Dr. Theresa Thompson
English
- Ph.D.,Twentieth-Century English Literature, Postcolonial Theory, Gender Theory
Washington State University - M.A.
Washington State University - B.A., Literature
Northern Arizona University
Theresa Thompson got her B.A. from Northern Arizona University and holds an M.A. and a PhD from Washington State University. Her areas of interest range from British modernism, postcolonial literature, film, women and gender studies, gothic, science fiction, and literary theory. She enjoys teaching specialized classes such as Reading Film as Transgression (ENGL 4300) and British Modernism, Mystery, Science Fiction, and Film (ENGL 4150) which she will teach in Spring 2016. She has published several articles: “Unlearning Europe: Postcolonial Questions for Teaching The Plumed Serpent (ch. In Approaches to Teaching the Works of D. H. Lawrence. (MLA Press); “Crossing Europe: Political Frontiers in Lawrence’s The Lost Girl”(ch. In Windows to the Sun, eds. Ingersoll & Hyde, Farleigh Dickinson UP).; co-author of “Teaching Technical Writing in China” (Technical Communication Journal); Book of critical essays: co-editor and author of Imagining the Worst: Stephen King and the Representation of Women(Greenwood Press) written and presented papers at international conferences in Italy, Germany, France, England.
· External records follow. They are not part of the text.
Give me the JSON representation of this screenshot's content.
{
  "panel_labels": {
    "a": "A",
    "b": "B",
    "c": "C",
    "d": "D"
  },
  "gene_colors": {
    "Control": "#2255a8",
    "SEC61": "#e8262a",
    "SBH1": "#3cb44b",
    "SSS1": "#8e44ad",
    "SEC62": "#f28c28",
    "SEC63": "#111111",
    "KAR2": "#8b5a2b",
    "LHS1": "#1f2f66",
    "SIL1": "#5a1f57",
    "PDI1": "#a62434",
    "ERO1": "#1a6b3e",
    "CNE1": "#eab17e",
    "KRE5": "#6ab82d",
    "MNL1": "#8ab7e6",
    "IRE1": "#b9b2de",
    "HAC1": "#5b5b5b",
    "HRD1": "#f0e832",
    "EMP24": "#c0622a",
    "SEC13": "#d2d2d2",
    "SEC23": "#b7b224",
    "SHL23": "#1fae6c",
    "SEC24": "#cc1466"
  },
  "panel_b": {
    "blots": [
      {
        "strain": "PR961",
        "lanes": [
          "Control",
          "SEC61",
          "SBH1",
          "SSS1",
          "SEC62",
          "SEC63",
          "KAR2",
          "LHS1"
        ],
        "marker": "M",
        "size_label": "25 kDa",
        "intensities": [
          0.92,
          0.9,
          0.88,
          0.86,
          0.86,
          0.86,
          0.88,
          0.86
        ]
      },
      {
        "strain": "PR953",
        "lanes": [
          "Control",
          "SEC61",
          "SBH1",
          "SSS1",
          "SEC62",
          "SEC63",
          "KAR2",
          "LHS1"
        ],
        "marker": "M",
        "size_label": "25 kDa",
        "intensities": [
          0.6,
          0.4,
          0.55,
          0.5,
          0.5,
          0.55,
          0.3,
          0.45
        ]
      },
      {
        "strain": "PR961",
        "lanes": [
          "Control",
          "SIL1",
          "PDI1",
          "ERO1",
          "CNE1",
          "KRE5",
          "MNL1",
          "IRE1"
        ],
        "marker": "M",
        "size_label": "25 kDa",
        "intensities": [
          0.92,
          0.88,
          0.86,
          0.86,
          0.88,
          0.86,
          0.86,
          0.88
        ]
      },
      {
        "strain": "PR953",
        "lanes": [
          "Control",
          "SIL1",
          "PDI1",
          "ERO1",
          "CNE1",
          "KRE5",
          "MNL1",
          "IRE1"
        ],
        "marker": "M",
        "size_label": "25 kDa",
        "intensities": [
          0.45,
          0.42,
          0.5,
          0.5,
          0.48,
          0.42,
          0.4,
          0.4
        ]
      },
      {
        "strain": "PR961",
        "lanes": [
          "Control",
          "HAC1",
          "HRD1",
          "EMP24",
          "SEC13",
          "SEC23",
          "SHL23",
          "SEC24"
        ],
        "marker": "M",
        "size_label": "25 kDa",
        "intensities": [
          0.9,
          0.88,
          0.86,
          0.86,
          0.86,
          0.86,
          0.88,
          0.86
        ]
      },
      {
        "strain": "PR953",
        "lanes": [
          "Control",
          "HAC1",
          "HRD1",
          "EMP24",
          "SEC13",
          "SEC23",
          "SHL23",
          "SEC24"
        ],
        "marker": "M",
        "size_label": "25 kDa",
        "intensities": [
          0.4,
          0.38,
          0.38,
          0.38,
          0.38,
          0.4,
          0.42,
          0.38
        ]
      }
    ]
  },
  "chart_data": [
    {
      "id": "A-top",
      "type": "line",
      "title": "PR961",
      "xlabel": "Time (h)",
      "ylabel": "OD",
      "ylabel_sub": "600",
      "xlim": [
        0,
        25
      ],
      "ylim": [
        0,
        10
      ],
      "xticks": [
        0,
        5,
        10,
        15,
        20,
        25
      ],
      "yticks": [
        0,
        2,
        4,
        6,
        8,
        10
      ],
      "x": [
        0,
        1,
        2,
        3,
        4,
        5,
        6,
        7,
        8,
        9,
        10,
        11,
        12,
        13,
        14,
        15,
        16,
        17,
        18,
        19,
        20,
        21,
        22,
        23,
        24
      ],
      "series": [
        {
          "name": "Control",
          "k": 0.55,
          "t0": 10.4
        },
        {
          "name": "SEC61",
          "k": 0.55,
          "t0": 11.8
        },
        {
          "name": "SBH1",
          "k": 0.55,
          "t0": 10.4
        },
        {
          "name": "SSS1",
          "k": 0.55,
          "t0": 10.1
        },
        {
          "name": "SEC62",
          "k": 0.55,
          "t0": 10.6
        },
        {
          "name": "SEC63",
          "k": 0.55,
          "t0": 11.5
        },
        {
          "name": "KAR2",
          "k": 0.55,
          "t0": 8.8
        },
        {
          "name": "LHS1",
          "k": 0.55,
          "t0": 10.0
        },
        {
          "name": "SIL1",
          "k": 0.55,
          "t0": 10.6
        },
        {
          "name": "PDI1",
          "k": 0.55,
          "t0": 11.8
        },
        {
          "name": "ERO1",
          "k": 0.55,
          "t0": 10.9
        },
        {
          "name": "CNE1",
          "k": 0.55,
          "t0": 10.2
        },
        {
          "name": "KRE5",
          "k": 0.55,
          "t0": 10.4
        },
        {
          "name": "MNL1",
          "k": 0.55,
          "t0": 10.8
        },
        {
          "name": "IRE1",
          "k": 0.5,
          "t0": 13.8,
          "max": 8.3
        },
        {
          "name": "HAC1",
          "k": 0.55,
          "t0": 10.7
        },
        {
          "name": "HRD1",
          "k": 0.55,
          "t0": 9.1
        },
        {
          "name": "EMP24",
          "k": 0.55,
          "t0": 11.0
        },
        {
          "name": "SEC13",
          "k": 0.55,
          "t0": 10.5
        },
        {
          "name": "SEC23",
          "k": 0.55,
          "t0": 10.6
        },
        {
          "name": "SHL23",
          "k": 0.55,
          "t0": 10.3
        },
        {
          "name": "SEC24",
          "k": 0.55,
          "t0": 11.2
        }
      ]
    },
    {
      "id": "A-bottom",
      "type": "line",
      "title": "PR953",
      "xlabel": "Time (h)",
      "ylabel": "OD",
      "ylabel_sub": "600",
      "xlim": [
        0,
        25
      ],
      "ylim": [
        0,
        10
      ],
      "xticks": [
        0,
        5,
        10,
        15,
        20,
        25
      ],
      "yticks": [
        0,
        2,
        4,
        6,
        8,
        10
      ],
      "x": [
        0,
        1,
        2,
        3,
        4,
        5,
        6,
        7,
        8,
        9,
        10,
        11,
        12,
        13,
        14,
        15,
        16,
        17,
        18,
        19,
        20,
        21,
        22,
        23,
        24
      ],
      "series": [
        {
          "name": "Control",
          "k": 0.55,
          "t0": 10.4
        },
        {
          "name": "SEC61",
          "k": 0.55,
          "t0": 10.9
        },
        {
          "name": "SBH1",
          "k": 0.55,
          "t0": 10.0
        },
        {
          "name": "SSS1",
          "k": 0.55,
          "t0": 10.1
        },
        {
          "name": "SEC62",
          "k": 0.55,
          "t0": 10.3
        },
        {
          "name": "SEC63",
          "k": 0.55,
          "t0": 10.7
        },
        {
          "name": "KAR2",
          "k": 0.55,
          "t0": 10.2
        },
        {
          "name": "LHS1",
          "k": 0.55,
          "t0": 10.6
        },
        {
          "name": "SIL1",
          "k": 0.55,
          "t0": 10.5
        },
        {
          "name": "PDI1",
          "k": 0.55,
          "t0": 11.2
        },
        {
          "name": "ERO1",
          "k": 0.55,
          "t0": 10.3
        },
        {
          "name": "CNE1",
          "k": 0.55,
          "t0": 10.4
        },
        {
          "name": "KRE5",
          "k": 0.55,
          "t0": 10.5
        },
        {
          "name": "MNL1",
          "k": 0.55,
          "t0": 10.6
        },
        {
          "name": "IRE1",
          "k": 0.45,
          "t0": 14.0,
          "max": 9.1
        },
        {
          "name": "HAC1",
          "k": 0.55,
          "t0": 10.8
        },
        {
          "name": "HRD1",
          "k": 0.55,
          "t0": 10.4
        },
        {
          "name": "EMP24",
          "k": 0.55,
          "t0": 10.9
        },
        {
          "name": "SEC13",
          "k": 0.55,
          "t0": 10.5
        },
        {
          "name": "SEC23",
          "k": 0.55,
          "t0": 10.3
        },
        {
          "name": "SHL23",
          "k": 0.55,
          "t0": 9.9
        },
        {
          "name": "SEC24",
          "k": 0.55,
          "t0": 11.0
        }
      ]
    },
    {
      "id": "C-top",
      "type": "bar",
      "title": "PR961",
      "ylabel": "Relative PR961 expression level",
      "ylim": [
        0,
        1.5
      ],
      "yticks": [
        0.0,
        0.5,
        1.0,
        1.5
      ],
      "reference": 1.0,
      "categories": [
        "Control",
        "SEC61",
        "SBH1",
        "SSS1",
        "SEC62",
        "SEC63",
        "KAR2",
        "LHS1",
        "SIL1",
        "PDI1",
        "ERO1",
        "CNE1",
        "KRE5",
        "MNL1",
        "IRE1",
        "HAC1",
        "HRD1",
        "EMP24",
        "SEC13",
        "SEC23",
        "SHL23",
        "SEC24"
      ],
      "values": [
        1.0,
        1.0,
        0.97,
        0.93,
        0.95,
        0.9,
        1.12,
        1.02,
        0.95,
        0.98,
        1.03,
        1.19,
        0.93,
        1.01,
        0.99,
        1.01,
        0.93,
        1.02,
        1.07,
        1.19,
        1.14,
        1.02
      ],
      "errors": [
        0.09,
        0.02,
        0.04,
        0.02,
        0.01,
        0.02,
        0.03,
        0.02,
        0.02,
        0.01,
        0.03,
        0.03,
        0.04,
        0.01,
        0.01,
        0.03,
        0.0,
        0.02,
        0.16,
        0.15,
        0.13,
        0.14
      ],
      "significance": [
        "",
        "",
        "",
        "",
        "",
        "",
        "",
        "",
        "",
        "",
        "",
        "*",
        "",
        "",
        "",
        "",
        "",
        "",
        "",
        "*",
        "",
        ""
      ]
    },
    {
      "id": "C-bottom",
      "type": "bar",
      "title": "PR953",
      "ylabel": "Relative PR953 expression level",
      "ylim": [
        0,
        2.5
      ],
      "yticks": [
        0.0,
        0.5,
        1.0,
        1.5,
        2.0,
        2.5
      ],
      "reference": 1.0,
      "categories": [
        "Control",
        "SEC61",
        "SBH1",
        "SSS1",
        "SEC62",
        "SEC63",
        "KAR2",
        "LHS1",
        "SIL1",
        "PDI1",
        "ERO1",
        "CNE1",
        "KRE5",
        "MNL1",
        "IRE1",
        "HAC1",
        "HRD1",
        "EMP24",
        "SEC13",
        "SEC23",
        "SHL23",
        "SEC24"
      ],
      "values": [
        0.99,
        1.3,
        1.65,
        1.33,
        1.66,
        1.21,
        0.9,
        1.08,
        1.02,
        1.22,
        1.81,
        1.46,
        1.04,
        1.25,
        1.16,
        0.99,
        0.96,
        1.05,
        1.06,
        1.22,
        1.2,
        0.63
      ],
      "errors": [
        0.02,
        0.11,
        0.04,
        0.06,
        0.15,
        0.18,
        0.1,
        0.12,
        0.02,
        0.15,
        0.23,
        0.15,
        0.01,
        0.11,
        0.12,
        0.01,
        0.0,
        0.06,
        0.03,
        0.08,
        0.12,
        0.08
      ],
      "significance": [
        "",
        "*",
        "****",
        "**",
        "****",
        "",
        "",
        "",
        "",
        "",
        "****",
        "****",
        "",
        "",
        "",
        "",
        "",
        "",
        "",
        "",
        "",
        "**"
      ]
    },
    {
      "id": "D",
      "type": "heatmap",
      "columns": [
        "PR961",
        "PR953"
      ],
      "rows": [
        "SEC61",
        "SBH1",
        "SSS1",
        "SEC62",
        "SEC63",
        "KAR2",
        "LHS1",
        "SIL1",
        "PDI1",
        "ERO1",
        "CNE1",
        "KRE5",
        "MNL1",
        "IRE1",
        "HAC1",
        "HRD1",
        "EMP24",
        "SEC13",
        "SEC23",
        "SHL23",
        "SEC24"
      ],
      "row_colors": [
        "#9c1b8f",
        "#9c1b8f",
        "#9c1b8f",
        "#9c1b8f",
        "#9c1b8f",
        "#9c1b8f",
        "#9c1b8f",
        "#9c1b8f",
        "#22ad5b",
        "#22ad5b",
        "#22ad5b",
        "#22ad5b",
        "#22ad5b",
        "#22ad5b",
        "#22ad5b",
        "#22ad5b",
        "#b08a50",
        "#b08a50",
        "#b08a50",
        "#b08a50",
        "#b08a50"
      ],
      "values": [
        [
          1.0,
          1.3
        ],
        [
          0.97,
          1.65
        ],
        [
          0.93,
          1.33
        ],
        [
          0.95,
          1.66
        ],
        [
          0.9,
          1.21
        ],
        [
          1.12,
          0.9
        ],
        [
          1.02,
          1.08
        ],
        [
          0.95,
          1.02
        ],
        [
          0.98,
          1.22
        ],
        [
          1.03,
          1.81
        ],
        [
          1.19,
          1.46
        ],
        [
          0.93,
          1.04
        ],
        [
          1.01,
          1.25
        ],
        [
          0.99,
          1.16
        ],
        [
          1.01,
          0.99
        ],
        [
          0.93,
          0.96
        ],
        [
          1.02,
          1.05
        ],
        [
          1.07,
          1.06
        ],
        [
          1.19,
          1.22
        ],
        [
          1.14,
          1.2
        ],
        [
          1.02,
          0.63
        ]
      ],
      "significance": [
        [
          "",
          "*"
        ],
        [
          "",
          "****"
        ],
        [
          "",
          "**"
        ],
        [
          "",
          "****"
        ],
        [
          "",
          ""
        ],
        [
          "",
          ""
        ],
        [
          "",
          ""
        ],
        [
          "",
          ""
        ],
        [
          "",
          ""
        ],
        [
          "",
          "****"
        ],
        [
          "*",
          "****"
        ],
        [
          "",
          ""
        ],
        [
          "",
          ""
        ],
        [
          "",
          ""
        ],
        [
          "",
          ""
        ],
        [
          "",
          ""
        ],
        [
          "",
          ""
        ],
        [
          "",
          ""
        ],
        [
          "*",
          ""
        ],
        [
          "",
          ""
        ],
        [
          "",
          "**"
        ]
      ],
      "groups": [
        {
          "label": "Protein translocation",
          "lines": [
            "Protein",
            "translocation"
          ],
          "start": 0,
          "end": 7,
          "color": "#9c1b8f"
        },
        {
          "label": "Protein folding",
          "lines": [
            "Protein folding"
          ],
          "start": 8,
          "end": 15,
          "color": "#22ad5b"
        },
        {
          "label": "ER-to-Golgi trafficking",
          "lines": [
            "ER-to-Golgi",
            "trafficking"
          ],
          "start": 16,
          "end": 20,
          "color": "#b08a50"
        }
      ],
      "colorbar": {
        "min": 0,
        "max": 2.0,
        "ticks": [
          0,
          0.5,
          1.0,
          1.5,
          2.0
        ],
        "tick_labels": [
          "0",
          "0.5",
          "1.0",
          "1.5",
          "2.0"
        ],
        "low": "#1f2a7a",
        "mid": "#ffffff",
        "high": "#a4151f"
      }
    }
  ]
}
She is currently working on several articles concerning science fiction: one is about Doris Lessing’s science fiction novel, The Sirian Experiments for a special issue of Medical Humanities Journal: Science Fiction and the Medical Humanities. She is also working on a book also about Doris Lessing, tentatively titled The Ghost in the Machine: Doris Lessing’s Space Fiction.